For biological product synthesis by microorganisms, cell density and substrate concentrations are essential parameters. It was found that, cell density significantly affected the methane production from the RP/CdS hybrid cells (Fig. 4a). Once the initial cell density of OD660 was over 0.5, the methane production decreased along with the increased cell density. The methane production could reach 30 ± 2.3 nmol/mg total protein with the OD660 of 0.1, which is comparable with that obtained under the OD660 of 0.5 (p > 0.1). The effect of substrate (sodium bicarbonate) concentration on the methane production was also evaluated. According to the results (Fig. 4b), no significant difference (p > 0.1) could be found among these tested concentrations. The result was reasonable as the minimum concentration of substrate used here was already saturated for methane production by this RP/CdS hybrid cells.

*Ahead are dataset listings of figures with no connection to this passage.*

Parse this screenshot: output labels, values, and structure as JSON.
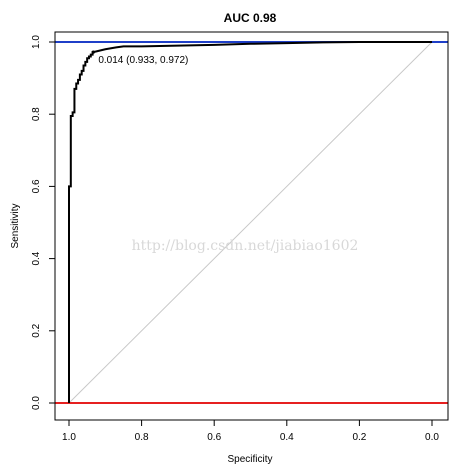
{
  "chart_data": {
    "type": "line",
    "title": "AUC 0.98",
    "xlabel": "Specificity",
    "ylabel": "Sensitivity",
    "xlim": [
      1.0,
      0.0
    ],
    "ylim": [
      0.0,
      1.0
    ],
    "x_reversed": true,
    "grid": false,
    "xticks": [
      "1.0",
      "0.8",
      "0.6",
      "0.4",
      "0.2",
      "0.0"
    ],
    "xtick_values": [
      1.0,
      0.8,
      0.6,
      0.4,
      0.2,
      0.0
    ],
    "yticks": [
      "0.0",
      "0.2",
      "0.4",
      "0.6",
      "0.8",
      "1.0"
    ],
    "ytick_values": [
      0.0,
      0.2,
      0.4,
      0.6,
      0.8,
      1.0
    ],
    "colors": {
      "roc": "#000000",
      "diagonal": "#c8c8c8",
      "top_line": "#1f3fc8",
      "bottom_line": "#e62020",
      "watermark": "#d8d8d8"
    },
    "series": [
      {
        "points": [
          [
            1.0,
            0.0
          ],
          [
            1.0,
            0.6
          ],
          [
            0.995,
            0.6
          ],
          [
            0.995,
            0.795
          ],
          [
            0.99,
            0.795
          ],
          [
            0.99,
            0.805
          ],
          [
            0.985,
            0.805
          ],
          [
            0.985,
            0.87
          ],
          [
            0.98,
            0.87
          ],
          [
            0.98,
            0.885
          ],
          [
            0.975,
            0.885
          ],
          [
            0.975,
            0.895
          ],
          [
            0.97,
            0.895
          ],
          [
            0.97,
            0.91
          ],
          [
            0.965,
            0.91
          ],
          [
            0.965,
            0.92
          ],
          [
            0.96,
            0.92
          ],
          [
            0.96,
            0.935
          ],
          [
            0.955,
            0.935
          ],
          [
            0.955,
            0.945
          ],
          [
            0.95,
            0.945
          ],
          [
            0.95,
            0.955
          ],
          [
            0.945,
            0.955
          ],
          [
            0.945,
            0.96
          ],
          [
            0.94,
            0.96
          ],
          [
            0.94,
            0.965
          ],
          [
            0.935,
            0.965
          ],
          [
            0.935,
            0.972
          ],
          [
            0.933,
            0.972
          ],
          [
            0.92,
            0.975
          ],
          [
            0.9,
            0.98
          ],
          [
            0.87,
            0.985
          ],
          [
            0.85,
            0.988
          ],
          [
            0.8,
            0.988
          ],
          [
            0.7,
            0.99
          ],
          [
            0.6,
            0.992
          ],
          [
            0.5,
            0.995
          ],
          [
            0.4,
            0.997
          ],
          [
            0.3,
            0.999
          ],
          [
            0.2,
            1.0
          ],
          [
            0.0,
            1.0
          ]
        ]
      }
    ],
    "reference_lines": [
      {
        "kind": "diagonal",
        "from": [
          1.0,
          0.0
        ],
        "to": [
          0.0,
          1.0
        ]
      },
      {
        "kind": "horizontal",
        "y": 1.0
      },
      {
        "kind": "horizontal",
        "y": 0.0
      }
    ],
    "annotation": {
      "text": "0.014 (0.933, 0.972)",
      "x": 0.933,
      "y": 0.972
    },
    "watermark": "http://blog.csdn.net/jiabiao1602"
  }
}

It is also well-known that light intensity and scavenger concentration have great impact on the bio-photocatalysis (Jiang et al. 2018). The hole/radical scavenger could accelerate the separation of photogenerated charge and remove the detrimental radical to avoid the inactivation of bacterial cell (Shen et al. 2020). Therefore, the concentration of L-Cys should be optimized. With the increase of L-Cys concentration from 2 to 14 mM, the methane production increased from 24 nmol/mg total protein to 38 ± 0.4 nmol/mg total protein (Fig. 4c). The light intensity should also be optimized as low intensity cannot provide enough energy for high catalytic activity while high intensity may result in photo-toxicity (Jiang et al. 2018). As shown in Fig. 4d, the bio-nano-hybrid cells could not produce any methane without light irradiation. With the increasing of light intensity (100–5000 lx), the methane production dramatically increased along with the light intensity from about 30 nmol/mg total protein to 168 ± 7 nmol/mg total protein. However, further increasing the light intensity to 7500 lx resulted in decreased methane production, which might be due to photo-toxicity. Among these parameters, it could be found that the light intensity was the most prominent factor that dramatically affected the methane production. Based on the effects of different parameters, the methane production from RP/CdS hybrid cells was tested under the optimum conditions (OD660 = 0.1, sodium bicarbonate = 2 mM, L-Cys = 14 mM, light intensity = 5000 lx) (Fig. 5). It was found that the methane production steadily increased upon inoculation and reached the highest production of 171 ± 10 nmol/mg total protein.